Wednesday, September 28, 2005

INVESTING IS TIMING, TIMING, TIMING.

Most everyone has heard the aphorism that the value of real estate depends on location cubed. And many investors know that good investment results depend upon when you buy the asset and when you sell it. And while we intuitively know this, many of us fail at executing this most important requirement.

Rational investments are based upon predictions of future events. Investors buy stocks because they predict (or hope) that the price will go up. Conversely, some investors short stocks when they believe the price will go down. Simple enough. So what goes wrong with many investors and investments?

Economics addresses the allocation of scarce resources. If something is scarce and desired, it is valued higher than something that is plentiful and less desirable. Just compare a Faberge Egg to a boiled egg.

Consumers have a limited supply of money. As consumers, we seek to maximize the value of the expenditures we make. Simply put, we seek out bargains and try to get the best “deal”. When prices on a good are low, we buy more of a good or service. When prices are high, we buy less. [1] Common sense and human nature. It is also nature. Organisms, people, animals, plants, protozoa all seek to minimize the energy expended on an activity and maximize the value of the activity. Pick the low-hanging fruit.

But investment professionals observe that things often work the other way when people purchase investments. They tend to buy when things are high and sell when things are cheap. They get the worst of both worlds. They fail to understand or remember that markets are means-reverting mechanisms[2]. And you don’t need to take a statistics course to understand this concept. Jeremy Grantham, one of the top investment managers and financial minds in the world describes the means-reverting nature of capitalism in the following statement:

"Economic trends mean revert because there is a powerful and persistent normal return toward which capitalist competition strives, competing down handsome margins and P/Es and avoiding low returns until shortages develop."[3]

It cannot be more succinctly stated than this. If you buy a stock when it is “over-priced”, it will revert to its mean and fall in price. If you buy a stock when it is “under priced”, it will means revert and rise in price. Most readers should be saying, “Well, Freaking Duh, Motorcycle Boy!” But bear with the Author for a few sentences.

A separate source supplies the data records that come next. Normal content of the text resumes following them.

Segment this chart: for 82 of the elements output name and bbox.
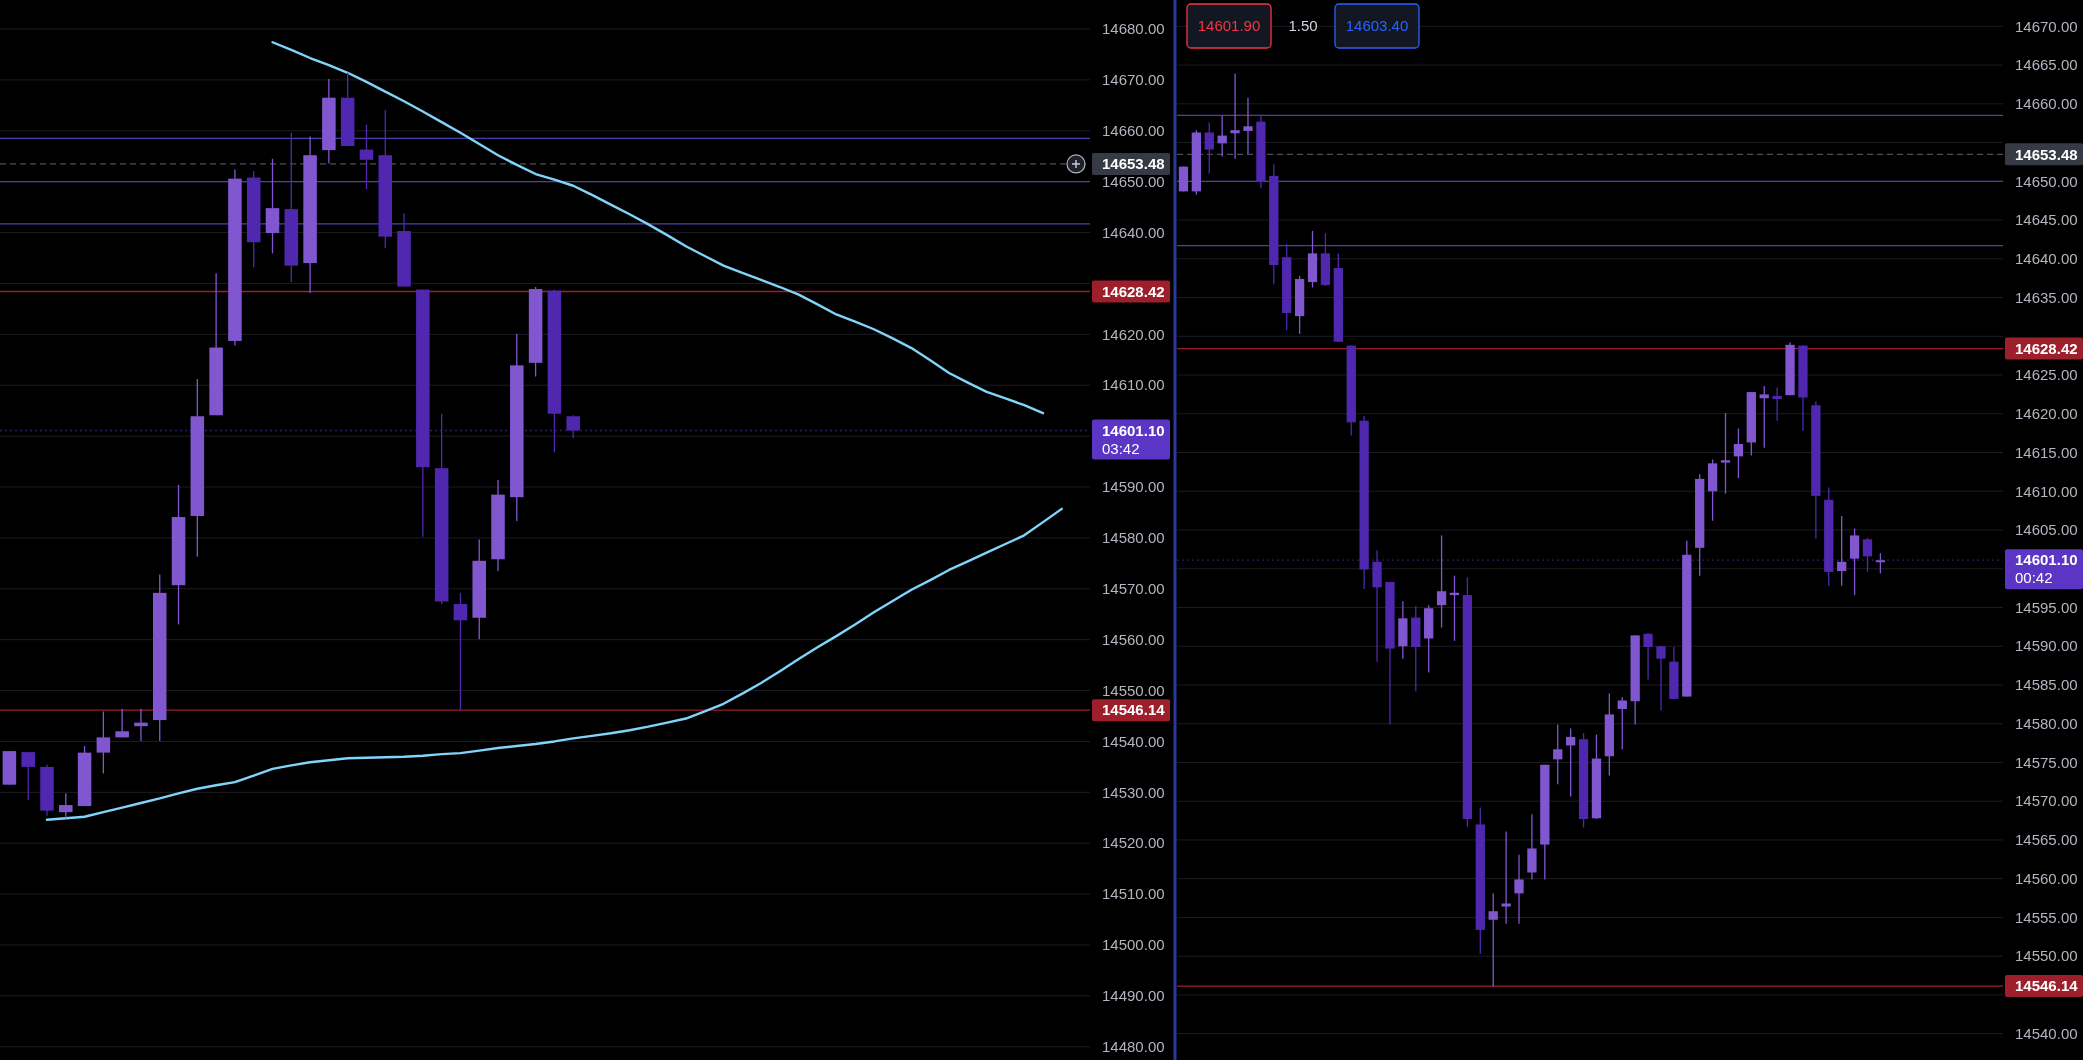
- ref-line-label: 14546.14: [1102, 701, 1166, 719]
- candlestick: [1514, 854, 1524, 925]
- line-series: [45, 507, 1064, 822]
- y-tick-label: 14550.00: [2015, 947, 2078, 965]
- ref-line-label: 14628.42: [1102, 282, 1165, 300]
- y-tick-label: 14640.00: [2015, 250, 2078, 268]
- y-tick-label: 14570.00: [2015, 792, 2078, 810]
- y-tick-label: 14660.00: [2015, 95, 2078, 113]
- y-tick-label: 14625.00: [2015, 366, 2078, 384]
- candlestick: [59, 792, 73, 819]
- candlestick: [566, 414, 580, 439]
- y-tick-label: 14660.00: [1102, 122, 1165, 140]
- y-tick-label: 14530.00: [1102, 783, 1165, 801]
- candlestick: [21, 751, 35, 801]
- candlestick: [1759, 385, 1769, 449]
- y-tick-label: 14500.00: [1102, 936, 1165, 954]
- candlestick: [1565, 727, 1576, 798]
- y-tick-label: 14645.00: [2015, 211, 2078, 229]
- candlestick: [453, 592, 468, 712]
- ref-line-label: 14601.10 00:42: [2015, 551, 2078, 587]
- annotation: 1.50: [1288, 17, 1318, 35]
- y-tick-label: 14580.00: [2015, 714, 2078, 732]
- y-tick-label: 14615.00: [2015, 443, 2078, 461]
- candlestick: [96, 710, 111, 775]
- y-tick-label: 14605.00: [2015, 521, 2078, 539]
- candlestick: [115, 708, 129, 739]
- y-tick-label: 14480.00: [1102, 1038, 1165, 1056]
- annotation: 14601.90: [1197, 17, 1261, 35]
- y-tick-label: 14680.00: [1102, 20, 1165, 38]
- ref-line-label: 14653.48: [1102, 155, 1165, 173]
- y-tick-label: 14490.00: [1102, 987, 1165, 1005]
- candlestick: [1720, 412, 1731, 495]
- y-tick-label: 14670.00: [2015, 17, 2078, 35]
- ref-line-label: 14653.48: [2015, 145, 2078, 163]
- candlestick: [1862, 537, 1873, 573]
- ref-line-label: 14628.42: [2015, 339, 2078, 357]
- y-tick-label: 14640.00: [1102, 223, 1165, 241]
- candlestick: [1617, 696, 1627, 750]
- y-tick-label: 14590.00: [2015, 637, 2078, 655]
- y-tick-label: 14610.00: [2015, 482, 2078, 500]
- y-tick-label: 14590.00: [1102, 478, 1165, 496]
- candlestick: [1643, 632, 1653, 681]
- candlestick: [1849, 527, 1860, 596]
- y-tick-label: 14670.00: [1102, 71, 1165, 89]
- y-tick-label: 14565.00: [2015, 831, 2078, 849]
- y-tick-label: 14520.00: [1102, 834, 1165, 852]
- y-tick-label: 14610.00: [1102, 376, 1165, 394]
- candlestick: [1230, 72, 1240, 160]
- y-tick-label: 14665.00: [2015, 56, 2078, 74]
- y-tick-label: 14635.00: [2015, 288, 2078, 306]
- y-tick-label: 14620.00: [1102, 325, 1165, 343]
- y-tick-label: 14555.00: [2015, 908, 2078, 926]
- candlestick: [1488, 892, 1498, 988]
- line-series: [271, 41, 1045, 415]
- y-tick-label: 14560.00: [2015, 869, 2078, 887]
- y-tick-label: 14575.00: [2015, 753, 2078, 771]
- y-tick-label: 14510.00: [1102, 885, 1165, 903]
- ref-line-label: 14546.14: [2015, 977, 2079, 995]
- candlestick: [1875, 552, 1886, 575]
- candlestick: [1656, 645, 1666, 712]
- candlestick: [1501, 830, 1511, 925]
- y-tick-label: 14540.00: [1102, 732, 1165, 750]
- y-tick-label: 14550.00: [1102, 681, 1165, 699]
- y-tick-label: 14650.00: [2015, 172, 2078, 190]
- y-tick-label: 14595.00: [2015, 598, 2078, 616]
- candlestick: [1436, 534, 1447, 629]
- candlestick: [1837, 515, 1847, 587]
- candlestick: [1553, 723, 1563, 785]
- y-tick-label: 14585.00: [2015, 676, 2078, 694]
- candlestick: [1733, 427, 1744, 479]
- candlestick: [1243, 96, 1253, 155]
- y-tick-label: 14540.00: [2015, 1024, 2078, 1042]
- y-tick-label: 14560.00: [1102, 630, 1165, 648]
- annotation: 14603.40: [1345, 17, 1409, 35]
- y-tick-label: 14580.00: [1102, 529, 1165, 547]
- candlestick: [359, 124, 374, 190]
- y-tick-label: 14620.00: [2015, 405, 2078, 423]
- candlestick: [1204, 121, 1214, 175]
- ref-line-label: 14601.10 03:42: [1102, 421, 1165, 457]
- candlestick: [1772, 386, 1782, 422]
- y-tick-label: 14570.00: [1102, 580, 1165, 598]
- y-tick-label: 14650.00: [1102, 172, 1165, 190]
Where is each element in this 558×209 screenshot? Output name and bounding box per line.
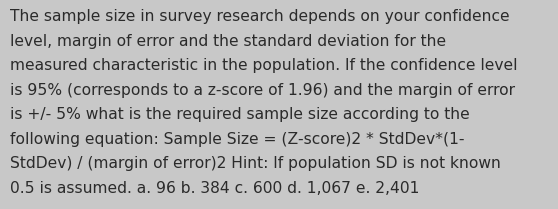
Text: The sample size in survey research depends on your confidence: The sample size in survey research depen…	[10, 9, 509, 24]
Text: 0.5 is assumed. a. 96 b. 384 c. 600 d. 1,067 e. 2,401: 0.5 is assumed. a. 96 b. 384 c. 600 d. 1…	[10, 181, 420, 196]
Text: is +/- 5% what is the required sample size according to the: is +/- 5% what is the required sample si…	[10, 107, 470, 122]
Text: is 95% (corresponds to a z-score of 1.96) and the margin of error: is 95% (corresponds to a z-score of 1.96…	[10, 83, 515, 98]
Text: StdDev) / (margin of error)2 Hint: If population SD is not known: StdDev) / (margin of error)2 Hint: If po…	[10, 156, 501, 171]
Text: following equation: Sample Size = (Z-score)2 * StdDev*(1-: following equation: Sample Size = (Z-sco…	[10, 132, 465, 147]
Text: measured characteristic in the population. If the confidence level: measured characteristic in the populatio…	[10, 58, 517, 73]
Text: level, margin of error and the standard deviation for the: level, margin of error and the standard …	[10, 34, 446, 49]
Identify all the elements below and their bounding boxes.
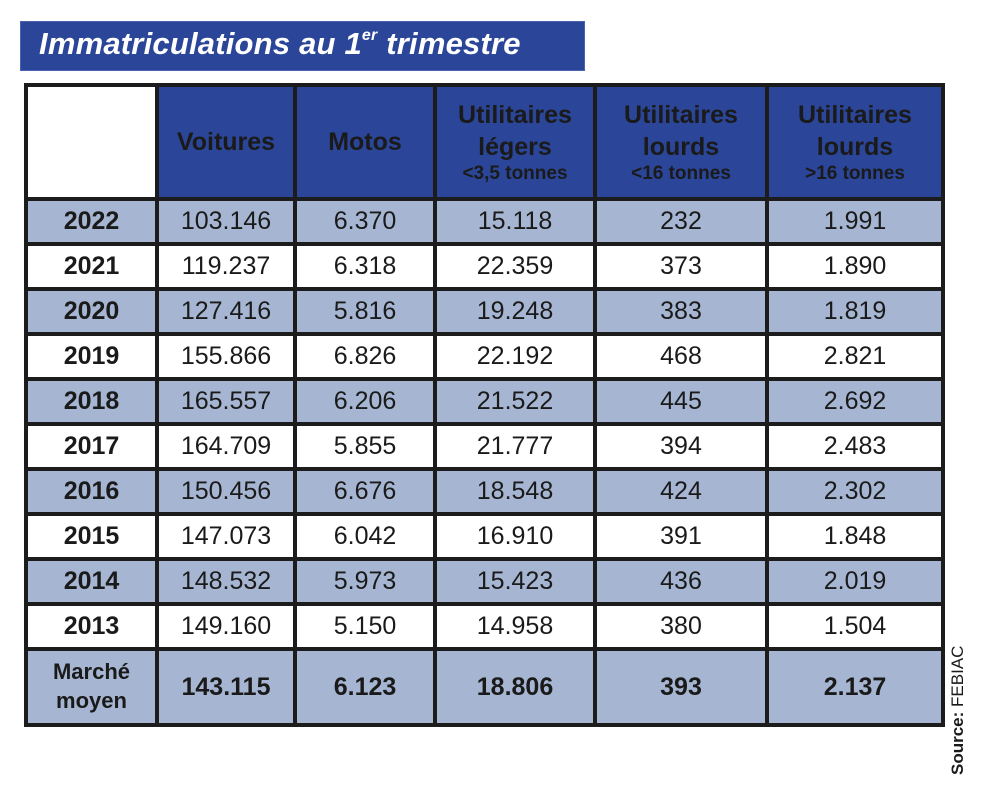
cell-utilitaires-legers: 22.192 xyxy=(433,332,597,381)
cell-voitures: 148.532 xyxy=(155,557,297,606)
page-title: Immatriculations au 1er trimestre xyxy=(39,26,521,61)
cell-voitures: 103.146 xyxy=(155,197,297,246)
year-cell: 2017 xyxy=(24,422,159,471)
cell-motos: 6.206 xyxy=(293,377,437,426)
table-row: 2020 127.416 5.816 19.248 383 1.819 xyxy=(24,287,945,336)
header-blank-cell xyxy=(24,83,159,201)
title-banner: Immatriculations au 1er trimestre xyxy=(20,21,585,71)
avg-utilitaires-legers: 18.806 xyxy=(433,647,597,727)
cell-lourds-lt16: 380 xyxy=(593,602,769,651)
year-cell: 2022 xyxy=(24,197,159,246)
cell-lourds-gt16: 2.302 xyxy=(765,467,945,516)
cell-lourds-lt16: 394 xyxy=(593,422,769,471)
registrations-table: Voitures Motos Utilitaires légers <3,5 ton… xyxy=(24,83,945,727)
table-row: 2016 150.456 6.676 18.548 424 2.302 xyxy=(24,467,945,516)
cell-lourds-gt16: 2.019 xyxy=(765,557,945,606)
cell-lourds-lt16: 232 xyxy=(593,197,769,246)
cell-motos: 5.973 xyxy=(293,557,437,606)
table-row: 2013 149.160 5.150 14.958 380 1.504 xyxy=(24,602,945,651)
cell-utilitaires-legers: 21.777 xyxy=(433,422,597,471)
year-cell: 2013 xyxy=(24,602,159,651)
cell-lourds-lt16: 445 xyxy=(593,377,769,426)
header-motos: Motos xyxy=(293,83,437,201)
cell-utilitaires-legers: 15.118 xyxy=(433,197,597,246)
cell-motos: 6.370 xyxy=(293,197,437,246)
cell-lourds-lt16: 468 xyxy=(593,332,769,381)
year-cell: 2020 xyxy=(24,287,159,336)
cell-lourds-gt16: 2.821 xyxy=(765,332,945,381)
header-voitures: Voitures xyxy=(155,83,297,201)
table-row: 2019 155.866 6.826 22.192 468 2.821 xyxy=(24,332,945,381)
cell-utilitaires-legers: 14.958 xyxy=(433,602,597,651)
cell-motos: 6.826 xyxy=(293,332,437,381)
table-row: 2018 165.557 6.206 21.522 445 2.692 xyxy=(24,377,945,426)
year-cell: 2021 xyxy=(24,242,159,291)
cell-lourds-gt16: 2.483 xyxy=(765,422,945,471)
cell-lourds-gt16: 1.991 xyxy=(765,197,945,246)
cell-voitures: 155.866 xyxy=(155,332,297,381)
cell-lourds-gt16: 1.890 xyxy=(765,242,945,291)
cell-motos: 5.855 xyxy=(293,422,437,471)
year-cell: 2015 xyxy=(24,512,159,561)
cell-motos: 6.676 xyxy=(293,467,437,516)
year-cell: 2014 xyxy=(24,557,159,606)
cell-motos: 5.150 xyxy=(293,602,437,651)
header-utilitaires-lourds-lt16: Utilitaires lourds <16 tonnes xyxy=(593,83,769,201)
table-row: 2021 119.237 6.318 22.359 373 1.890 xyxy=(24,242,945,291)
cell-motos: 5.816 xyxy=(293,287,437,336)
cell-utilitaires-legers: 21.522 xyxy=(433,377,597,426)
cell-lourds-lt16: 424 xyxy=(593,467,769,516)
cell-voitures: 147.073 xyxy=(155,512,297,561)
cell-utilitaires-legers: 22.359 xyxy=(433,242,597,291)
cell-lourds-lt16: 383 xyxy=(593,287,769,336)
avg-voitures: 143.115 xyxy=(155,647,297,727)
year-cell: 2018 xyxy=(24,377,159,426)
cell-utilitaires-legers: 16.910 xyxy=(433,512,597,561)
cell-utilitaires-legers: 15.423 xyxy=(433,557,597,606)
average-label-cell: Marché moyen xyxy=(24,647,159,727)
table-row: 2015 147.073 6.042 16.910 391 1.848 xyxy=(24,512,945,561)
average-row: Marché moyen 143.115 6.123 18.806 393 2.1… xyxy=(24,647,945,727)
avg-motos: 6.123 xyxy=(293,647,437,727)
cell-motos: 6.318 xyxy=(293,242,437,291)
cell-lourds-gt16: 1.819 xyxy=(765,287,945,336)
cell-voitures: 119.237 xyxy=(155,242,297,291)
cell-lourds-lt16: 391 xyxy=(593,512,769,561)
cell-voitures: 149.160 xyxy=(155,602,297,651)
cell-lourds-lt16: 436 xyxy=(593,557,769,606)
cell-motos: 6.042 xyxy=(293,512,437,561)
source-credit: Source: FEBIAC xyxy=(948,645,967,775)
cell-lourds-gt16: 2.692 xyxy=(765,377,945,426)
table-row: 2014 148.532 5.973 15.423 436 2.019 xyxy=(24,557,945,606)
table-row: 2017 164.709 5.855 21.777 394 2.483 xyxy=(24,422,945,471)
header-row: Voitures Motos Utilitaires légers <3,5 ton… xyxy=(24,83,945,201)
cell-lourds-lt16: 373 xyxy=(593,242,769,291)
year-cell: 2016 xyxy=(24,467,159,516)
cell-voitures: 165.557 xyxy=(155,377,297,426)
cell-utilitaires-legers: 19.248 xyxy=(433,287,597,336)
cell-lourds-gt16: 1.848 xyxy=(765,512,945,561)
cell-voitures: 127.416 xyxy=(155,287,297,336)
cell-voitures: 150.456 xyxy=(155,467,297,516)
table-row: 2022 103.146 6.370 15.118 232 1.991 xyxy=(24,197,945,246)
cell-lourds-gt16: 1.504 xyxy=(765,602,945,651)
avg-lourds-gt16: 2.137 xyxy=(765,647,945,727)
cell-voitures: 164.709 xyxy=(155,422,297,471)
cell-utilitaires-legers: 18.548 xyxy=(433,467,597,516)
header-utilitaires-legers: Utilitaires légers <3,5 tonnes xyxy=(433,83,597,201)
header-utilitaires-lourds-gt16: Utilitaires lourds >16 tonnes xyxy=(765,83,945,201)
year-cell: 2019 xyxy=(24,332,159,381)
avg-lourds-lt16: 393 xyxy=(593,647,769,727)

Price. Timing. Everything. Much of the content of the Author’s newsletter, “Welcome to the Desert of the Real-Real Investment Returns in a Dry Season,” addresses these issues and many of these posts will cover the same ground. So save the link to this site, come back often and tell your friends. And if you wish to receive back issues of the newsletter, or subscribe to new ones, send your email address. The newsletter is free of charge.

Don’t wear culottes in the Desert of the Real.


[1] This is true for most goods and services, as most goods and services are “Price Elastic”. Price elasticity refers to the tendency of the price of a good to fluctuate as demand and supply change. Some goods are very elastic. Watermelons, for instance. When prices of watermelons are low, people by more. When the price goes way up, sales go down. Watermelons are not necessary to maintain life and there are many substitutes for watermelons such as muskmelons (cantaloupes), honey dew melons, and other types of fruit. The price of emergency surgery for a gunshot wound is far less elastic. Of course this gets us into the area of healthcare economics, the economic area where the Author took his biggest academic plunge. He is still waterlogged from the experience.
[2] There are many issues involving investment and economic psychology involved also, but means reversion is always operating.
[3] “Letter to the Investment Committee IV”, p. 2, www.gmo.com. Jeremy Grantham is a principal at GMO, LLC in Boston, MA.